Suriye’de Kürtlerin kazanımlarını savunmamızı gerektiren nedenler haklı ve haksız, yanlış ve doğru gibi ahlaki kategorilerle sınırlı değil. Suriye’de savaşın son aşamasına ulaşıldığında, Suriyeli Kürtlerin kazanım ve kayıpları, ilk olarak, Irak ve Türkiye’de ki politik gelişmeleri de yakından etkileyecektir.
EROL YEŞİLYURT
Tarihi Palmira şehrinin Esad güçleri tarafından ele geçirilmesinin ardından Rusya tarafından desteklenen Esad rejiminin siyasi ve askeri hedefleri tartışılmaya başlandı. Palmira'nin IŞİD’den kurtarılması öncesi Kürtlerin ülkenin kuzeyinde federasyon ilanı ve Esad'ın ülkenin bir federatif rejimi gerekli kılmayacak kadar küçük olduğu gerekçesiyle bu çözümü reddi, bu tartışmaların ilk satırlarını dolduruyor.
Suriye'de savaşın bugün vardığı aşamada IŞİD'in ülkeden sürülmesinin ardından devletin alacağı yapıya ilişkin kaygılar ön plana çıkmış durumda. Başkan Esad merkezi ve güçlü bir devleti savunurken, ABD'nin gevşek bir federasyonu savunduğuna dair tahliller var. Örneğin Juan Cole, Informed Comment sitesinde, Palmira ve daha sonra da Rakka'nın ele geçirilmesinde ki amaçlardan birinin ABD'nin zayıf bir federal hükümet ve bazıları sağcı olan güçlü Sünni eyaletler kurulmasına yönelik eğilimine set çekmek olduğunu yazdı. Cole, ayrıca, sözü edilen sağcı Sünni federal bölgelerin Türkiye ve Suudi Arabistan'ın etkisi altında olacağını varsayıyor.
Türkiye'nin Kürtlerin federasyon deneyimini tehlikeli görerek tehditlerde bulunması ve ülkedeki savaşa dolaylı ve dolaysız yollardan müdahalesinin amacı demokratik bir Suriye değil, otoriteryen ancak Esad tarafından yönetilmeyen, Türkiye ve Suudi Arabistan'ın etki alanında kalan yeni bir Suriye yaratılması olduğunu Cole'un analizine eklemek gerekiyor. Ancak, Türkiye'nin itirazlarına rağmen, Rusya ve ABD arasındaki yakınlaşma ve işbirliği rejimin askeri başarılarıyla birleşirse gerek federasyon gerekse de merkezi devlet çözümlerinin dışında başka çözümler aranması; örneğin, otonom eyaletler yaratılması, en azından kağıt üzerinde mümkün gözüküyor.
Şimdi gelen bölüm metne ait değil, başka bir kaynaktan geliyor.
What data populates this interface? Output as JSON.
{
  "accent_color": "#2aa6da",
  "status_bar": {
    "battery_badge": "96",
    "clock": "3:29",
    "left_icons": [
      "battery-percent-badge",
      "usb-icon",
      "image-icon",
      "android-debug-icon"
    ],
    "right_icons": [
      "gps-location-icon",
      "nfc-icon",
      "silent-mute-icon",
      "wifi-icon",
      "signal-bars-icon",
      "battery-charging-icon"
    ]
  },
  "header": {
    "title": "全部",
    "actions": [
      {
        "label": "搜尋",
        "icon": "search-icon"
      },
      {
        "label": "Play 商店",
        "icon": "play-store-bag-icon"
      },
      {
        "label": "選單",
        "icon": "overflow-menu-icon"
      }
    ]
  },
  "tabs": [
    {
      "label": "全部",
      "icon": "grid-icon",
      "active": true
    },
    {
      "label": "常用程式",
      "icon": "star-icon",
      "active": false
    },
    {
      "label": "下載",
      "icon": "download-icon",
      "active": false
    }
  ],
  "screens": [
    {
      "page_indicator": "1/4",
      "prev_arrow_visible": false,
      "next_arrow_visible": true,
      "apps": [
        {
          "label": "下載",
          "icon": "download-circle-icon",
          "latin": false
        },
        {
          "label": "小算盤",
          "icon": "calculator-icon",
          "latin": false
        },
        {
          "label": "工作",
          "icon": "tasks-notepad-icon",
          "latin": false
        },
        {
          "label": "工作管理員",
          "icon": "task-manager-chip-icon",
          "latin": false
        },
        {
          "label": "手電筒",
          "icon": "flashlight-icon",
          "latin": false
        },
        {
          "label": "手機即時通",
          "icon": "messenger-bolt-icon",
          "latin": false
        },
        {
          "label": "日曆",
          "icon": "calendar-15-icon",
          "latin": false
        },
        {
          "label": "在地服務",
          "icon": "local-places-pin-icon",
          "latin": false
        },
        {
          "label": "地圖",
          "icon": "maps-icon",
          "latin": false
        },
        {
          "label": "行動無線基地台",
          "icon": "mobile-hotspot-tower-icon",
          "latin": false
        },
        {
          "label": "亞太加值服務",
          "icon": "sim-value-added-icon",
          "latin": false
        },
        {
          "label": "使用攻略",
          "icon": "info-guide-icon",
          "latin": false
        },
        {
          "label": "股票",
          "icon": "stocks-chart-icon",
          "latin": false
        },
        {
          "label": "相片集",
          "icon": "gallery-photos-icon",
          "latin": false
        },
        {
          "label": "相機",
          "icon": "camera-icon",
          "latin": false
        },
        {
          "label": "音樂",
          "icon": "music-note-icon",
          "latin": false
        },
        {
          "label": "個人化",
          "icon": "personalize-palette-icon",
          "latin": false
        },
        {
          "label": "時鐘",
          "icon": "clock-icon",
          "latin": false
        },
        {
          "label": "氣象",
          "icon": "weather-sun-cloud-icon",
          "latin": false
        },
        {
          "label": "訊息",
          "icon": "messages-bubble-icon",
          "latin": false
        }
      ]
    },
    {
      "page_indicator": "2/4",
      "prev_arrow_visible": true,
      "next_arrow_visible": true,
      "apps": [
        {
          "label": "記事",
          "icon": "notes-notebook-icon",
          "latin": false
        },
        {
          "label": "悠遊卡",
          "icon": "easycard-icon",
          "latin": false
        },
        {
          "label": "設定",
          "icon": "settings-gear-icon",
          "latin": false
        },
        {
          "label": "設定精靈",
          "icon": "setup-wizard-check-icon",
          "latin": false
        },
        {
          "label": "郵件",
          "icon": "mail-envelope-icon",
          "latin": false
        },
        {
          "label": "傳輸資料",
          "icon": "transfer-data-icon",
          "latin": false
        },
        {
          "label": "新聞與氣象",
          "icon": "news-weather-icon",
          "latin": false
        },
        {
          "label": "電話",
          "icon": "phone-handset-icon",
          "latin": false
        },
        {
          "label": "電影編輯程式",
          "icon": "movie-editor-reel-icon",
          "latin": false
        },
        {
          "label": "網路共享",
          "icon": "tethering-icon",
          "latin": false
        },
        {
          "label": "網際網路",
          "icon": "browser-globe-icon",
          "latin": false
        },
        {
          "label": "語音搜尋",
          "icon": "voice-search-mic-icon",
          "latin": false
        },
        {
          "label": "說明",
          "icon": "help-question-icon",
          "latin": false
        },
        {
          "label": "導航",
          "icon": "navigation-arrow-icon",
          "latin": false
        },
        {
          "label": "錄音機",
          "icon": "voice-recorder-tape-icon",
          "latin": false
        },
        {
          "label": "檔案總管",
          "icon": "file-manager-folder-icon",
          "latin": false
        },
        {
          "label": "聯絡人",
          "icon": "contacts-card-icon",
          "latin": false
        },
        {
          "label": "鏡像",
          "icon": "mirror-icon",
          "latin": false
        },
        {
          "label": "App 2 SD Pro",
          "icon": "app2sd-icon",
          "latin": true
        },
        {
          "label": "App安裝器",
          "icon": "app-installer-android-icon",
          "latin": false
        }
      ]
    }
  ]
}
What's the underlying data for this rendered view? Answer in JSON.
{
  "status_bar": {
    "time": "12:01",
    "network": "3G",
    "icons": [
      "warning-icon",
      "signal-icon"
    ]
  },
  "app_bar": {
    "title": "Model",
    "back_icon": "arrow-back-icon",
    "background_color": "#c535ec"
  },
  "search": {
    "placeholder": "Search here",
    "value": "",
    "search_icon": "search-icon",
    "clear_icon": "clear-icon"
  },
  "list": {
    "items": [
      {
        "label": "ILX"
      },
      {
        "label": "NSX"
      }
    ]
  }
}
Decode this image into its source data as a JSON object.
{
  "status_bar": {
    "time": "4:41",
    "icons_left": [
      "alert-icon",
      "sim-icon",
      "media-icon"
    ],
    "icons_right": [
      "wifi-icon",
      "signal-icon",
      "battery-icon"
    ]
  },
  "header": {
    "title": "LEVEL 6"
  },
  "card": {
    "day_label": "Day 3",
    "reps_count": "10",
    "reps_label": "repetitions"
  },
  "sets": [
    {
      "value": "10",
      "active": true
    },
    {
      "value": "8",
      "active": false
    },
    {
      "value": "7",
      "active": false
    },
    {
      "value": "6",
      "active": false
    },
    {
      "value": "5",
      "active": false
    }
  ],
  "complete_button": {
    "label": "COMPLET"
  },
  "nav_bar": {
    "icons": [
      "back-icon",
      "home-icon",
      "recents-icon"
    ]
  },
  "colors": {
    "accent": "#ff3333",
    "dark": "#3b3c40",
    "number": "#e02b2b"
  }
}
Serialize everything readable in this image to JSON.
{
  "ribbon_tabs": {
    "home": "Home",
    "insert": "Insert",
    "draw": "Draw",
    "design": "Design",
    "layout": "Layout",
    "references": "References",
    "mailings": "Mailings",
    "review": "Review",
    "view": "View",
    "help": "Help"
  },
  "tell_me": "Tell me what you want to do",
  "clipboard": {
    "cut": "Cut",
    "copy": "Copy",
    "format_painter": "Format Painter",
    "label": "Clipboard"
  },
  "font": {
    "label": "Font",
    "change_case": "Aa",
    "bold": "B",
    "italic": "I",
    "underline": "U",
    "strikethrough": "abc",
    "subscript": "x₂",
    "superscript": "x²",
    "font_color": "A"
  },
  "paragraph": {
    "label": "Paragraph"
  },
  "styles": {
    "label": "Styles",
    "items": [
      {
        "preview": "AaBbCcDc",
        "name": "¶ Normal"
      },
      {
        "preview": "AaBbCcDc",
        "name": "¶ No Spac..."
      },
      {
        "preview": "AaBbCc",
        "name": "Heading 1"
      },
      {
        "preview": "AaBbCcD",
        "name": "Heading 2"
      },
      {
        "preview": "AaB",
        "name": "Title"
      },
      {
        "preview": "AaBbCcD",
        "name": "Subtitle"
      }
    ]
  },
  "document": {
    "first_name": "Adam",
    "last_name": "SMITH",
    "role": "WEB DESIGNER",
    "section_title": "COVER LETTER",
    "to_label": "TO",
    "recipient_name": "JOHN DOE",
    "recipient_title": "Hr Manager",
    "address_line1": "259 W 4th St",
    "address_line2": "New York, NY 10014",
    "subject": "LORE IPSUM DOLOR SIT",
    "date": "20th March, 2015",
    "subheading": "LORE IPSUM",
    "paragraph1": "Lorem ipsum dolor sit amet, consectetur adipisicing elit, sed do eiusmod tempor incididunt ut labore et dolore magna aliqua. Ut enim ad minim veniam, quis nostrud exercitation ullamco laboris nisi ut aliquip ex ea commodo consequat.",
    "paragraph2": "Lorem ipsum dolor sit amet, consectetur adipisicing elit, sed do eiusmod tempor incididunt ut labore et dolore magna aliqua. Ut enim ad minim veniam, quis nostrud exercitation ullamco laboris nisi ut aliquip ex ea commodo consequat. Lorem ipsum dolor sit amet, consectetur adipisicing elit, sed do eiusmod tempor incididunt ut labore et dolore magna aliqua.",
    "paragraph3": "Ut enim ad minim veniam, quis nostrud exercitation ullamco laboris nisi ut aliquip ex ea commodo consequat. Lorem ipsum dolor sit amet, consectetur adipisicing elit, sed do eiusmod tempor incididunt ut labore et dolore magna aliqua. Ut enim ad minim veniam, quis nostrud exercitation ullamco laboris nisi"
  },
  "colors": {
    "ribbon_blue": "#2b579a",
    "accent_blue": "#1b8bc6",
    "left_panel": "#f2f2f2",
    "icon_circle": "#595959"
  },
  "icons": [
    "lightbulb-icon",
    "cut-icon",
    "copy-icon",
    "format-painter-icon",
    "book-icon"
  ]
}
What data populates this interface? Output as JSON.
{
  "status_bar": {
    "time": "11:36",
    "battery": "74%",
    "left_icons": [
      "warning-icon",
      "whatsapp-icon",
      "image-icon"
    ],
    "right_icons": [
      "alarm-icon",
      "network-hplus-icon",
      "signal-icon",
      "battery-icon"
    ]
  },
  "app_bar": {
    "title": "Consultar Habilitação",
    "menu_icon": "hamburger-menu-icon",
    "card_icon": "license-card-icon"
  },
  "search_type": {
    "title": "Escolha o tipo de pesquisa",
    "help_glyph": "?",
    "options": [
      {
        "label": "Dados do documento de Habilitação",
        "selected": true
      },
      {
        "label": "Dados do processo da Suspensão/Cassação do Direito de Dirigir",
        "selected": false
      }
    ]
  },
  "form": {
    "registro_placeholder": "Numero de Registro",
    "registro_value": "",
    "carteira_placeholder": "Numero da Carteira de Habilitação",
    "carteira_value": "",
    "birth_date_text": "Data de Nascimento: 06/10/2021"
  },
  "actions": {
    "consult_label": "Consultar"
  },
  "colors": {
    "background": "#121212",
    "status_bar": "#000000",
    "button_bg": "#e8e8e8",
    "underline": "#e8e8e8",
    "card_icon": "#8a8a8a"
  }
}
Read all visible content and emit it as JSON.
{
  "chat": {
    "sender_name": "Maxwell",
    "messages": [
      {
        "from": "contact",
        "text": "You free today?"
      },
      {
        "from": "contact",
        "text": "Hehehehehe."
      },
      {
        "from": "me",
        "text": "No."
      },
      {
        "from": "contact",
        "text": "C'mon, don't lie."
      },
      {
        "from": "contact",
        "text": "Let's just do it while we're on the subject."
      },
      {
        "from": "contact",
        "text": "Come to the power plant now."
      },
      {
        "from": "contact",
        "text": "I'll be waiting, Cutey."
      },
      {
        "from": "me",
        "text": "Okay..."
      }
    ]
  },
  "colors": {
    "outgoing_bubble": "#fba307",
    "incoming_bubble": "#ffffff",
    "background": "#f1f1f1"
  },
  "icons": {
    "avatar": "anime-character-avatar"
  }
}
Suriye de sürmekte olan iç savaşta IŞİD gericiliğin ve karanlığın temsilcisi olarak öne çıkarken, Suriyeli Kürtler ve Arap müttefikleri gerek askeri başarıları gerekse de yönetimleri altındaki bölgelerde gösterdikleri demokrasi deneyimi nedeniyle demokratik ve ilerici olan kesimi teşkil ediyorlar. Mükemmel olmaktan ve birçoklarımızın beklentilerine yanıt vermekten uzakta olduklarını varsaydığımızda, haklı bir mücadele verdiklerini ve demokratik çözümlere herkesten daha fazla sahip çıkıp uygulamaya çalıştıklarını da vurgulamak gerekiyor. Ayrıca, Suriye'de Kürtlerin kazanımlarını savunmamızı gerektiren nedenler haklı ve haksız, yanlış ve doğru gibi ahlaki kategorilerle sınırlı değil. Suriye'de savaşın son aşamasına ulaşıldığında, Suriyeli Kürtlerin kazanım ve kayıpları, ilk olarak, Irak ve Türkiye'de ki politik gelişmeleri de yakından etkileyecektir. Irak'ta ki Kürdistan yönetimi uzun zamandır sözünü ettiği bağımsızlık isteğini ya bir adım daha ileriye götürecek ya da yeni bir geri adım daha atacaktır. Türkiye'de ki AKP hükümeti, aynı Esad rejimi gibi güçlü bir merkezi devletten yana olduğundan, demokratik çözümler yerine sürekli bir çözümsüzlük ve çatışma ortamını tercih edip otoriteryenizmi pekiştirirken Suriyeli Kürtlerin kazanımlarını kısıtlamayı veya ortadan kaldırmayı deneyecektir. Bu nedenlerden dolayı Suriye'de kanlı iç savaş son aşamalarına girerken demokrasi ve barış için mücadelenin federasyon talebinin savunusunu gerekli kıldığını not etmek gerekiyor.